Convergence

One issue was saliently forgotten in the discussion above. What should the value of N be? You might say 100 terms should be enough to calculate the sum with sufficient accuracy. Try this for different values of x.

But the efficient and preferred approach is to calculate at each step of the DO loop an estimation of the truncation error as the value of the first discarded value, given in equation 3. To do this, use an infinite DO loop (section 2.5.2) of the manual and at each iteration calculate the absolute value of the next term to be added, $\left\vert E(k)\right\vert$. EXIT the loop if this value is smaller than a certain precision $\varepsilon$.
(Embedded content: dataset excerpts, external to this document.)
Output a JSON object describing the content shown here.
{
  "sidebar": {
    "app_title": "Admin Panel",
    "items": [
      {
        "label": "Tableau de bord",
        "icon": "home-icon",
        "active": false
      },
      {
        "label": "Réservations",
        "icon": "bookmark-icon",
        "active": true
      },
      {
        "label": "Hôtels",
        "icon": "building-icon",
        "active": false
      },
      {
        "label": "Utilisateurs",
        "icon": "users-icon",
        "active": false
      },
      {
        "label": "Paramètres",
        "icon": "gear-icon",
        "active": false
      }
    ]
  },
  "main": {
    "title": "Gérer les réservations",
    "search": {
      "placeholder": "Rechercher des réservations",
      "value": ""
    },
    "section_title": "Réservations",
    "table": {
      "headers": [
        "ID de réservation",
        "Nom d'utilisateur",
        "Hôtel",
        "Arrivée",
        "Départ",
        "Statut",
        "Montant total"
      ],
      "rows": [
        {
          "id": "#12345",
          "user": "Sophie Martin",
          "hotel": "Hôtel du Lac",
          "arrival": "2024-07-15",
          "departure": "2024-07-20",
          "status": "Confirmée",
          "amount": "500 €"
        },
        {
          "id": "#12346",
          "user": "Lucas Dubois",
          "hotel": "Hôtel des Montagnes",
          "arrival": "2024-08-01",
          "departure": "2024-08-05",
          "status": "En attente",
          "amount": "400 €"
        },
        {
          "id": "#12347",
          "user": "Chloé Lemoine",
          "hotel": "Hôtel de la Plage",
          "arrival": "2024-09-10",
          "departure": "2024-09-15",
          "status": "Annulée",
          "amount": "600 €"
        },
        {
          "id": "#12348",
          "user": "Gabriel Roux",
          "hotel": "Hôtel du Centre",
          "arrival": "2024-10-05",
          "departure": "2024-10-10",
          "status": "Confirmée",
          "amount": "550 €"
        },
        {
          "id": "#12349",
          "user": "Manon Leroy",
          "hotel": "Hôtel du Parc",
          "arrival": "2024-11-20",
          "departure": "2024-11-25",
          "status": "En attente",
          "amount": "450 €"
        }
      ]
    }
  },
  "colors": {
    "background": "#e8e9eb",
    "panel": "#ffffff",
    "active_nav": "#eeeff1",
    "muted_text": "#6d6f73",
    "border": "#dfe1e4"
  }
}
Most programs like this also should contain a guard against runaway endless loops. If the number of iterations becomes larger than a certain maximal number of iterations, you should exit the loop and print an error message. For example:

    INTEGER, PARAMETER :: max_iterations=100 ! Max # of iterations
    REAL(KIND=wp) :: epsilon ! Error allowed
    ...
    k=0
    Summation: DO
      k=k+1
      ... ! Calculate E(k)
      IF( ABS(E(k)) < epsilon ) THEN
        WRITE(UNIT=*,FMT=*) ''Convergence was achieved!''
        EXIT Summation
      ELSE IF( k >= max_iterations ) THEN
        WRITE(UNIT=*,FMT=*) ''Convergence not achieved!''
        STOP ! Or EXIT if you can figure out how?
      ELSE
        ... ! Calculate the sum here
      END IF
    END DO